Atualmente, "Carol of the Bells" é um dos pilares dos concertos de Natal, com as suas harmonias distintas a ecoar em inúmeras atuações em todo o mundo. A canção também encontrou um lugar na cultura popular, aparecendo em filmes, programas de televisão e anúncios publicitários, consolidando ainda mais o seu estatuto de clássico de Natal.
Morto por promover a cultura ucraniana?
Leontovych não pôde desfrutar da proeminência que a sua composição recebeu. Foi assassinado em 1921 na sua casa, na aldeia ucraniana de Markivka. Foi baleado pela Cheka, a polícia secreta bolchevique, provavelmente devido à sua associação ao nacionalismo ucraniano e à resistência cultural.
De acordo com a investigação de Peresunko, a sua morte continua a ser objeto de debate. Acredita-se que tenha sido motivada por razões políticas, como parte de uma repressão mais alargada dos intelectuais e figuras culturais ucranianas.
Até hoje, para muitos ucranianos, "Shchedryk" é considerado um hino de resistência ao imperialismo e ao apagamento da cultura ucraniana. Quando Oleksandra Matviichuk, laureada com o Prémio Nobel da Paz, pensa em "Shchedryk", pensa em justiça.
"Durante séculos, o Império Russo tentou destruir a língua e a cultura ucranianas. É por isso que temos muitas canções populares; é um património intangível e difícil de eliminar. Os russos mataram as pessoas que escreviam e cantavam canções ucranianas, como, por exemplo, o autor de 'Shchedryk', Mykola Leontovych ou o compositor Volodymyr Ivasyuk", disse à Euronews Culture.

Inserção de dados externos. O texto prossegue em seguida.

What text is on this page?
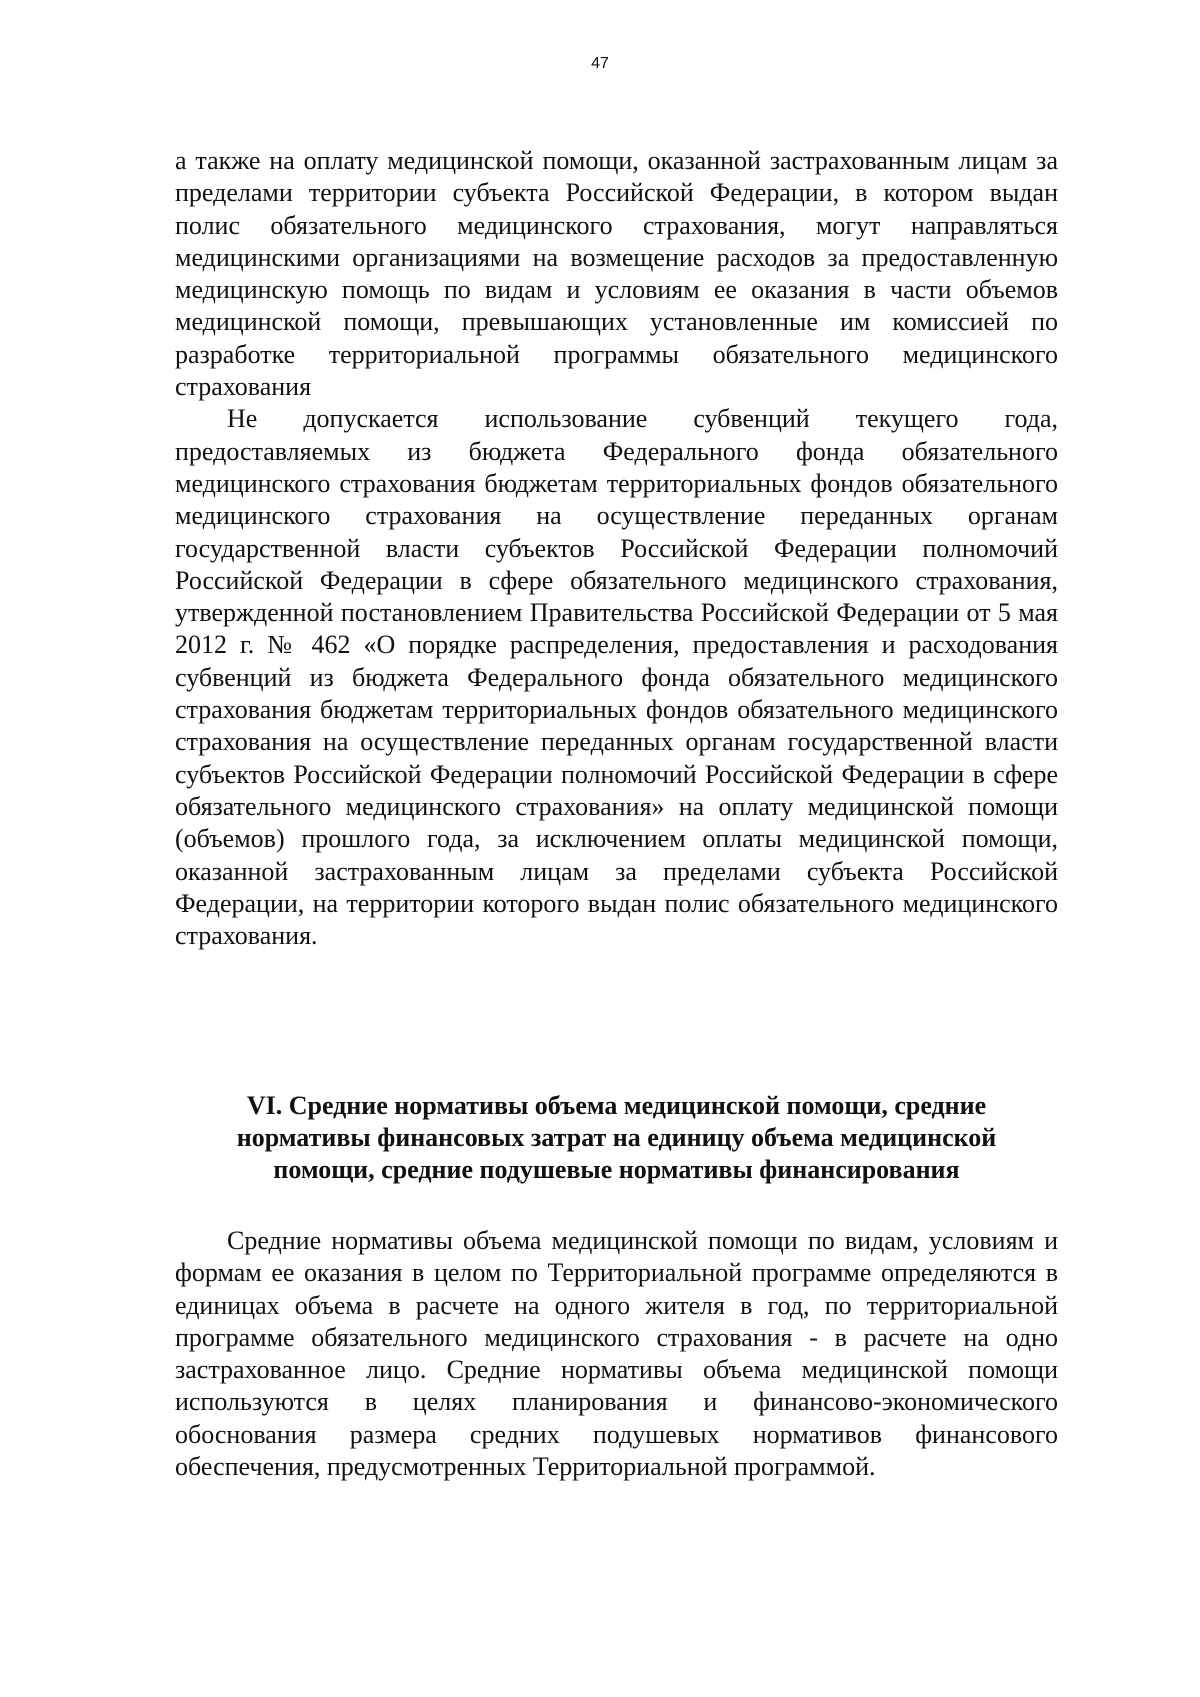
47

а также на оплату медицинской помощи, оказанной застрахованным лицам за пределами территории субъекта Российской Федерации, в котором выдан полис обязательного медицинского страхования, могут направляться медицинскими организациями на возмещение расходов за предоставленную медицинскую помощь по видам и условиям ее оказания в части объемов медицинской помощи, превышающих установленные им комиссией по разработке территориальной программы обязательного медицинского страхования

Не допускается использование субвенций текущего года, предоставляемых из бюджета Федерального фонда обязательного медицинского страхования бюджетам территориальных фондов обязательного медицинского страхования на осуществление переданных органам государственной власти субъектов Российской Федерации полномочий Российской Федерации в сфере обязательного медицинского страхования, утвержденной постановлением Правительства Российской Федерации от 5 мая 2012 г. № 462 «О порядке распределения, предоставления и расходования субвенций из бюджета Федерального фонда обязательного медицинского страхования бюджетам территориальных фондов обязательного медицинского страхования на осуществление переданных органам государственной власти субъектов Российской Федерации полномочий Российской Федерации в сфере обязательного медицинского страхования» на оплату медицинской помощи (объемов) прошлого года, за исключением оплаты медицинской помощи, оказанной застрахованным лицам за пределами субъекта Российской Федерации, на территории которого выдан полис обязательного медицинского страхования.

VI. Средние нормативы объема медицинской помощи, средние
нормативы финансовых затрат на единицу объема медицинской
помощи, средние подушевые нормативы финансирования

Средние нормативы объема медицинской помощи по видам, условиям и формам ее оказания в целом по Территориальной программе определяются в единицах объема в расчете на одного жителя в год, по территориальной программе обязательного медицинского страхования - в расчете на одно застрахованное лицо. Средние нормативы объема медицинской помощи используются в целях планирования и финансово-экономического обоснования размера средних подушевых нормативов финансового обеспечения, предусмотренных Территориальной программой.
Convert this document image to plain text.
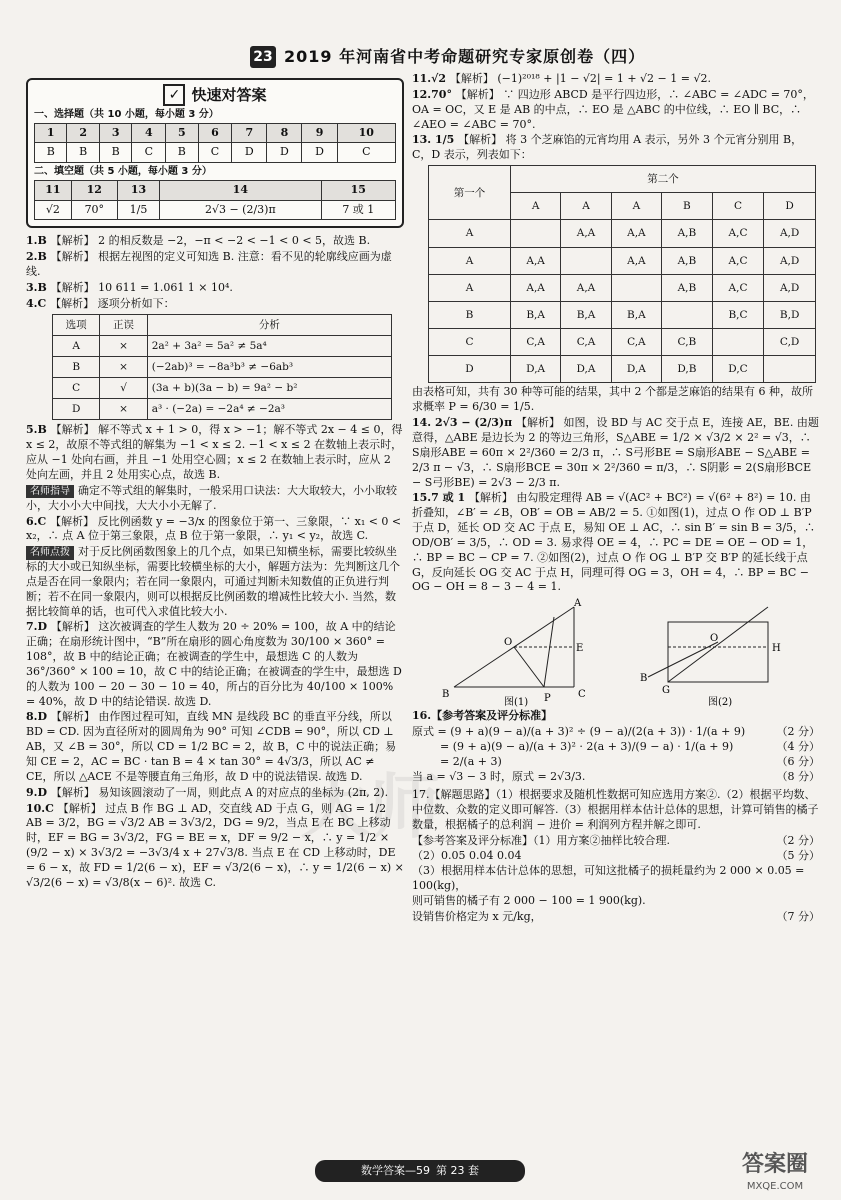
大师
23 2019 年河南省中考命题研究专家原创卷（四）
✓ 快速对答案
一、选择题（共 10 小题，每小题 3 分）
1	2	3	4	5	6	7	8	9	10
B	B	B	C	B	C	D	D	D	C
二、填空题（共 5 小题，每小题 3 分）
11	12	13	14	15
√2	70°	1/5	2√3 − (2/3)π	7 或 1

1.B 【解析】 2 的相反数是 −2，−π < −2 < −1 < 0 < 5，故选 B.

2.B 【解析】 根据左视图的定义可知选 B. 注意：看不见的轮廓线应画为虚线.

3.B 【解析】 10 611 = 1.061 1 × 10⁴.

4.C 【解析】 逐项分析如下：

选项	正误	分析
A	×	2a² + 3a² = 5a² ≠ 5a⁴
B	×	(−2ab)³ = −8a³b³ ≠ −6ab³
C	√	(3a + b)(3a − b) = 9a² − b²
D	×	a³ · (−2a) = −2a⁴ ≠ −2a³

5.B 【解析】 解不等式 x + 1 > 0，得 x > −1；解不等式 2x − 4 ≤ 0，得 x ≤ 2，故原不等式组的解集为 −1 < x ≤ 2. −1 < x ≤ 2 在数轴上表示时，应从 −1 处向右画，并且 −1 处用空心圆；x ≤ 2 在数轴上表示时，应从 2 处向左画，并且 2 处用实心点，故选 B.

名师指导 确定不等式组的解集时，一般采用口诀法：大大取较大，小小取较小，大小小大中间找，大大小小无解了.

6.C 【解析】 反比例函数 y = −3/x 的图象位于第一、三象限，∵ x₁ < 0 < x₂，∴ 点 A 位于第三象限，点 B 位于第一象限，∴ y₁ < y₂，故选 C.

名师点拨 对于反比例函数图象上的几个点，如果已知横坐标，需要比较纵坐标的大小或已知纵坐标，需要比较横坐标的大小，解题方法为：先判断这几个点是否在同一象限内；若在同一象限内，可通过判断未知数值的正负进行判断；若不在同一象限内，则可以根据反比例函数的增减性比较大小. 当然，数据比较简单的话，也可代入求值比较大小.

7.D 【解析】 这次被调查的学生人数为 20 ÷ 20% = 100，故 A 中的结论正确；在扇形统计图中，“B”所在扇形的圆心角度数为 30/100 × 360° = 108°，故 B 中的结论正确；在被调查的学生中，最想选 C 的人数为 36°/360° × 100 = 10，故 C 中的结论正确；在被调查的学生中，最想选 D 的人数为 100 − 20 − 30 − 10 = 40，所占的百分比为 40/100 × 100% = 40%，故 D 中的结论错误. 故选 D.

8.D 【解析】 由作图过程可知，直线 MN 是线段 BC 的垂直平分线，所以 BD = CD. 因为直径所对的圆周角为 90° 可知 ∠CDB = 90°，所以 CD ⊥ AB，又 ∠B = 30°，所以 CD = 1/2 BC = 2，故 B，C 中的说法正确；易知 CE = 2，AC = BC · tan B = 4 × tan 30° = 4√3/3，所以 AC ≠ CE，所以 △ACE 不是等腰直角三角形，故 D 中的说法错误. 故选 D.

9.D 【解析】 易知该圆滚动了一周，则此点 A 的对应点的坐标为 (2π, 2).

10.C 【解析】 过点 B 作 BG ⊥ AD，交直线 AD 于点 G，则 AG = 1/2 AB = 3/2，BG = √3/2 AB = 3√3/2，DG = 9/2，当点 E 在 BC 上移动时，EF = BG = 3√3/2，FG = BE = x，DF = 9/2 − x，∴ y = 1/2 × (9/2 − x) × 3√3/2 = −3√3/4 x + 27√3/8. 当点 E 在 CD 上移动时，DE = 6 − x，故 FD = 1/2(6 − x)，EF = √3/2(6 − x)，∴ y = 1/2(6 − x) × √3/2(6 − x) = √3/8(x − 6)². 故选 C.

11.√2 【解析】 (−1)²⁰¹⁸ + |1 − √2| = 1 + √2 − 1 = √2.

12.70° 【解析】 ∵ 四边形 ABCD 是平行四边形，∴ ∠ABC = ∠ADC = 70°，OA = OC，又 E 是 AB 的中点，∴ EO 是 △ABC 的中位线，∴ EO ∥ BC，∴ ∠AEO = ∠ABC = 70°.

13. 1/5 【解析】 将 3 个芝麻馅的元宵均用 A 表示，另外 3 个元宵分别用 B，C，D 表示，列表如下：

第一个	第二个					
	A	A	A	B	C	D
A		A,A	A,A	A,B	A,C	A,D
A	A,A		A,A	A,B	A,C	A,D
A	A,A	A,A		A,B	A,C	A,D
B	B,A	B,A	B,A		B,C	B,D
C	C,A	C,A	C,A	C,B		C,D
D	D,A	D,A	D,A	D,B	D,C	

由表格可知，共有 30 种等可能的结果，其中 2 个都是芝麻馅的结果有 6 种，故所求概率 P = 6/30 = 1/5.

14. 2√3 − (2/3)π 【解析】 如图，设 BD 与 AC 交于点 E，连接 AE，BE. 由题意得，△ABE 是边长为 2 的等边三角形，S△ABE = 1/2 × √3/2 × 2² = √3，∴ S扇形ABE = 60π × 2²/360 = 2/3 π，∴ S弓形BE = S扇形ABE − S△ABE = 2/3 π − √3，∴ S扇形BCE = 30π × 2²/360 = π/3，∴ S阴影 = 2(S扇形BCE − S弓形BE) = 2√3 − 2/3 π.

15.7 或 1 【解析】 由勾股定理得 AB = √(AC² + BC²) = √(6² + 8²) = 10. 由折叠知，∠B′ = ∠B，OB′ = OB = AB/2 = 5. ①如图(1)，过点 O 作 OD ⊥ B′P 于点 D，延长 OD 交 AC 于点 E，易知 OE ⊥ AC，∴ sin B′ = sin B = 3/5，∴ OD/OB′ = 3/5，∴ OD = 3. 易求得 OE = 4，∴ PC = DE = OE − OD = 1，∴ BP = BC − CP = 7. ②如图(2)，过点 O 作 OG ⊥ B′P 交 B′P 的延长线于点 G，反向延长 OG 交 AC 于点 H，同理可得 OG = 3，OH = 4，∴ BP = BC − OG − OH = 8 − 3 − 4 = 1.

B
O
E
P	C
A
图(1)
O
H
B
G
图(2)

16.【参考答案及评分标准】

原式 = (9 + a)(9 − a)/(a + 3)² ÷ (9 − a)/(2(a + 3)) · 1/(a + 9)	（2 分）
= (9 + a)(9 − a)/(a + 3)² · 2(a + 3)/(9 − a) · 1/(a + 9)	（4 分）
= 2/(a + 3)	（6 分）
当 a = √3 − 3 时，原式 = 2√3/3.	（8 分）

17.【解题思路】（1）根据要求及随机性数据可知应选用方案②.（2）根据平均数、中位数、众数的定义即可解答.（3）根据用样本估计总体的思想，计算可销售的橘子数量，根据橘子的总利润 − 进价 = 利润列方程并解之即可.

【参考答案及评分标准】（1）用方案②抽样比较合理.	（2 分）
（2）0.05 0.04 0.04	（5 分）

（3）根据用样本估计总体的思想，可知这批橘子的损耗量约为 2 000 × 0.05 = 100(kg)，

则可销售的橘子有 2 000 − 100 = 1 900(kg).

设销售价格定为 x 元/kg，	（7 分）
数学答案—59 第 23 套	答案圈
MXQE.COM
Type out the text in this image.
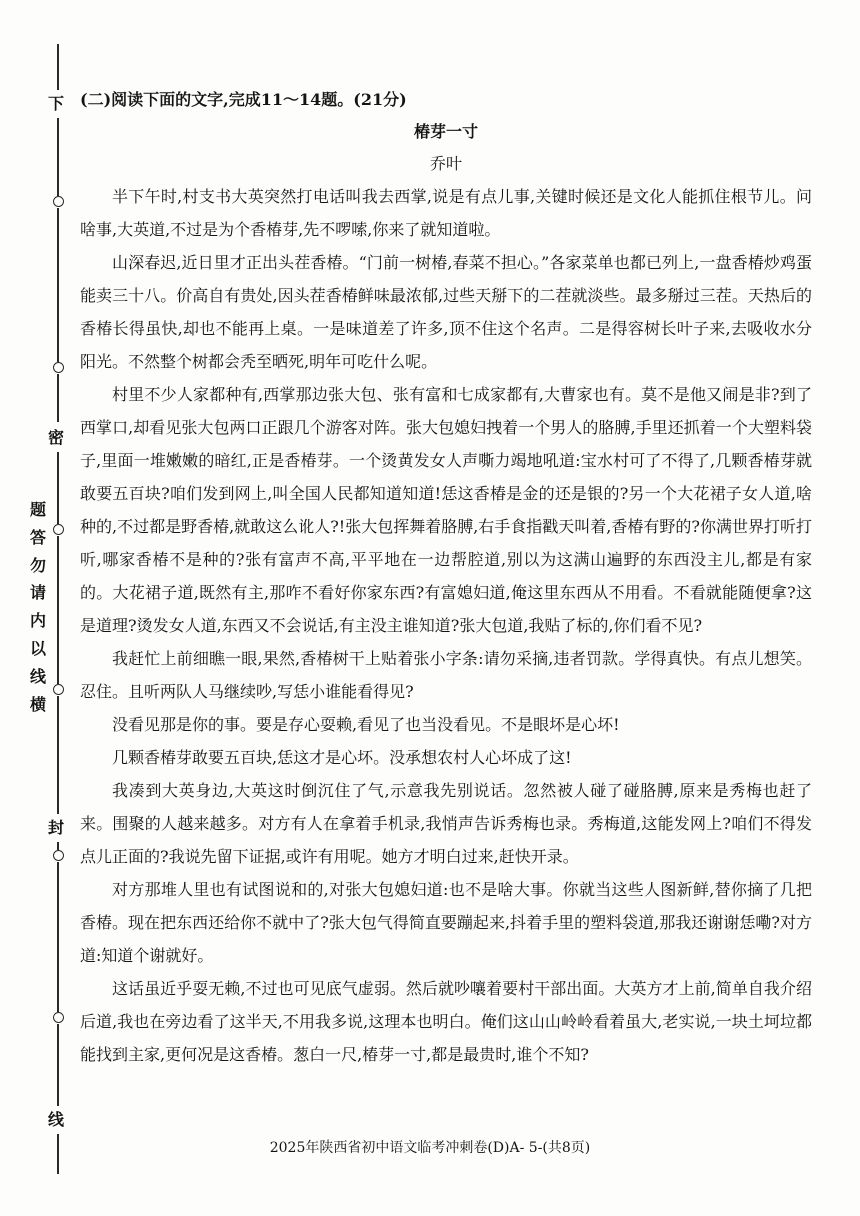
下
密
封
线
题
答
勿
请
内
以
线
横
(二)阅读下面的文字,完成11～14题。(21分)
椿芽一寸
乔叶

半下午时,村支书大英突然打电话叫我去西掌,说是有点儿事,关键时候还是文化人能抓住根节儿。问啥事,大英道,不过是为个香椿芽,先不啰嗦,你来了就知道啦。

山深春迟,近日里才正出头茬香椿。“门前一树椿,春菜不担心。”各家菜单也都已列上,一盘香椿炒鸡蛋能卖三十八。价高自有贵处,因头茬香椿鲜味最浓郁,过些天掰下的二茬就淡些。最多掰过三茬。天热后的香椿长得虽快,却也不能再上桌。一是味道差了许多,顶不住这个名声。二是得容树长叶子来,去吸收水分阳光。不然整个树都会秃至晒死,明年可吃什么呢。

村里不少人家都种有,西掌那边张大包、张有富和七成家都有,大曹家也有。莫不是他又闹是非?到了西掌口,却看见张大包两口正跟几个游客对阵。张大包媳妇拽着一个男人的胳膊,手里还抓着一个大塑料袋子,里面一堆嫩嫩的暗红,正是香椿芽。一个烫黄发女人声嘶力竭地吼道:宝水村可了不得了,几颗香椿芽就敢要五百块?咱们发到网上,叫全国人民都知道知道!恁这香椿是金的还是银的?另一个大花裙子女人道,啥种的,不过都是野香椿,就敢这么讹人?!张大包挥舞着胳膊,右手食指戳天叫着,香椿有野的?你满世界打听打听,哪家香椿不是种的?张有富声不高,平平地在一边帮腔道,别以为这满山遍野的东西没主儿,都是有家的。大花裙子道,既然有主,那咋不看好你家东西?有富媳妇道,俺这里东西从不用看。不看就能随便拿?这是道理?烫发女人道,东西又不会说话,有主没主谁知道?张大包道,我贴了标的,你们看不见?

我赶忙上前细瞧一眼,果然,香椿树干上贴着张小字条:请勿采摘,违者罚款。学得真快。有点儿想笑。忍住。且听两队人马继续吵,写恁小谁能看得见?

没看见那是你的事。要是存心耍赖,看见了也当没看见。不是眼坏是心坏!

几颗香椿芽敢要五百块,恁这才是心坏。没承想农村人心坏成了这!

我凑到大英身边,大英这时倒沉住了气,示意我先别说话。忽然被人碰了碰胳膊,原来是秀梅也赶了来。围聚的人越来越多。对方有人在拿着手机录,我悄声告诉秀梅也录。秀梅道,这能发网上?咱们不得发点儿正面的?我说先留下证据,或许有用呢。她方才明白过来,赶快开录。

对方那堆人里也有试图说和的,对张大包媳妇道:也不是啥大事。你就当这些人图新鲜,替你摘了几把香椿。现在把东西还给你不就中了?张大包气得简直要蹦起来,抖着手里的塑料袋道,那我还谢谢恁嘞?对方道:知道个谢就好。

这话虽近乎耍无赖,不过也可见底气虚弱。然后就吵嚷着要村干部出面。大英方才上前,简单自我介绍后道,我也在旁边看了这半天,不用我多说,这理本也明白。俺们这山山岭岭看着虽大,老实说,一块土坷垃都能找到主家,更何况是这香椿。葱白一尺,椿芽一寸,都是最贵时,谁个不知?

2025年陕西省初中语文临考冲刺卷(D)A- 5-(共8页)
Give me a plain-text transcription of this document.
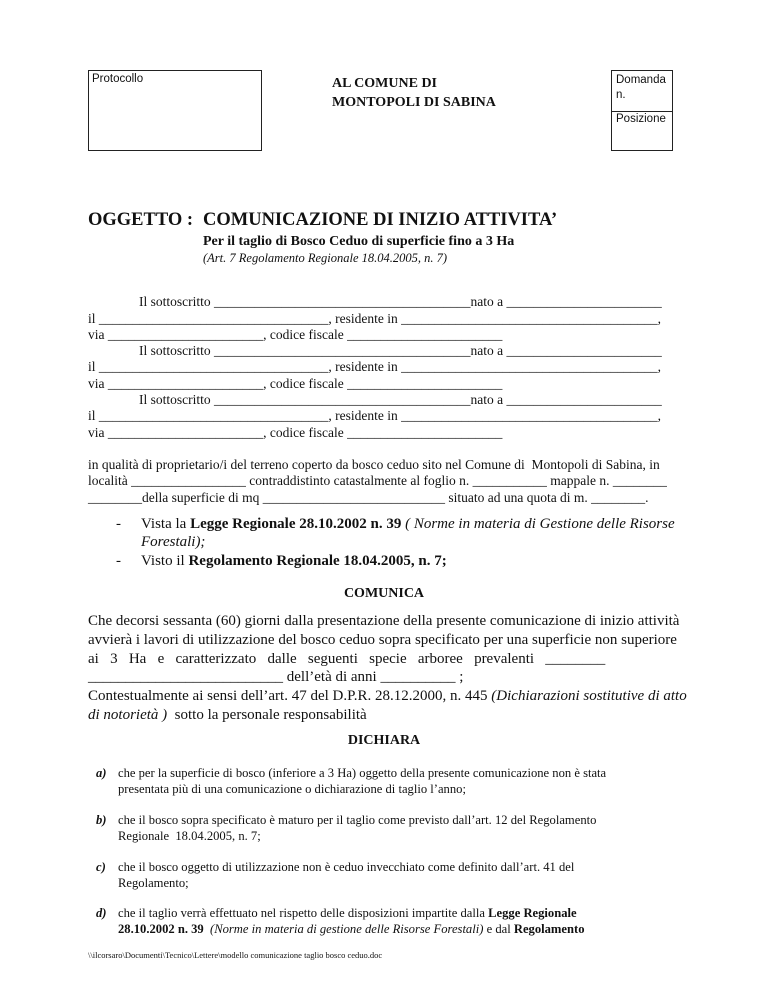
Protocollo	AL COMUNE DI
MONTOPOLI DI SABINA
Domanda
n.
Posizione
OGGETTO : COMUNICAZIONE DI INIZIO ATTIVITA’
Per il taglio di Bosco Ceduo di superficie fino a 3 Ha
(Art. 7 Regolamento Regionale 18.04.2005, n. 7)
Il sottoscritto ______________________________________nato a _______________________
il __________________________________, residente in ______________________________________,
via _______________________, codice fiscale _______________________
Il sottoscritto ______________________________________nato a _______________________
il __________________________________, residente in ______________________________________,
via _______________________, codice fiscale _______________________
Il sottoscritto ______________________________________nato a _______________________
il __________________________________, residente in ______________________________________,
via _______________________, codice fiscale _______________________
in qualità di proprietario/i del terreno coperto da bosco ceduo sito nel Comune di  Montopoli di Sabina, in
località _________________ contraddistinto catastalmente al foglio n. ___________ mappale n. ________
________della superficie di mq ___________________________ situato ad una quota di m. ________.
- Vista la Legge Regionale 28.10.2002 n. 39 ( Norme in materia di Gestione delle Risorse
Forestali);
- Visto il Regolamento Regionale 18.04.2005, n. 7;
COMUNICA
Che decorsi sessanta (60) giorni dalla presentazione della presente comunicazione di inizio attività
avvierà i lavori di utilizzazione del bosco ceduo sopra specificato per una superficie non superiore
ai   3   Ha   e   caratterizzato   dalle   seguenti   specie   arboree   prevalenti   ________
__________________________ dell’età di anni __________ ;
Contestualmente ai sensi dell’art. 47 del D.P.R. 28.12.2000, n. 445 (Dichiarazioni sostitutive di atto
di notorietà )  sotto la personale responsabilità
DICHIARA
a) che per la superficie di bosco (inferiore a 3 Ha) oggetto della presente comunicazione non è stata
presentata più di una comunicazione o dichiarazione di taglio l’anno;
b) che il bosco sopra specificato è maturo per il taglio come previsto dall’art. 12 del Regolamento
Regionale  18.04.2005, n. 7;
c) che il bosco oggetto di utilizzazione non è ceduo invecchiato come definito dall’art. 41 del
Regolamento;
d) che il taglio verrà effettuato nel rispetto delle disposizioni impartite dalla Legge Regionale
28.10.2002 n. 39  (Norme in materia di gestione delle Risorse Forestali) e dal Regolamento
\\ilcorsaro\Documenti\Tecnico\Lettere\modello comunicazione taglio bosco ceduo.doc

"Apesar de tudo isto, uma canção ucraniana tornou-se popular em todo o mundo. E para mim, isto é uma restauração da justiça", explicou Matviichuk.
"Putin diz diretamente que não existe povo ucraniano"
Num ensaio publicado em 2021, o Presidente russo Vladimir Putin reiterou a sua convicção de que russos e ucranianos são um único povo, unido histórica e espiritualmente. No ensaio, diz: "Se estamos a falar de uma única grande nação, uma nação trina, então que diferença faz quem as pessoas se consideram ser - russos, ucranianos ou bielorrussos". Neste contexto, argumenta que a distinção entre estes grupos é artificial, indicando a sua opinião de que a identidade ucraniana não está separada da identidade russa.
Desde 2014, estas afirmações fazem parte de uma repressão cultural mais alargada da Rússia, que tenta apagar a cultura ucraniana através da destruição física de locais culturais e da morte de artistas, escreve Martha Holder para o Atlantic Council. Os ataques destruíram museus, igrejas e monumentos, assim como os esforços contínuos para suprimir a língua ucraniana refletem uma longa história de controlo imperialista.
"Putin diz diretamente que não há povo ucraniano, que não há língua ucraniana, que não há cultura ucraniana", acrescentou Matviichuk. "Há dez anos que documentamos a forma como estas palavras se transformam numa prática horrível. [Como advogada, sei como é difícil provar o genocídio. Mas não é necessário ser advogada para compreender uma coisa simples. Se quisermos liquidar parcial ou totalmente um grupo nacional, não temos de matar todos os representantes desse grupo. Pode mudar a sua identidade e todo o grupo nacional desaparecerá", concluiu Matviichuk.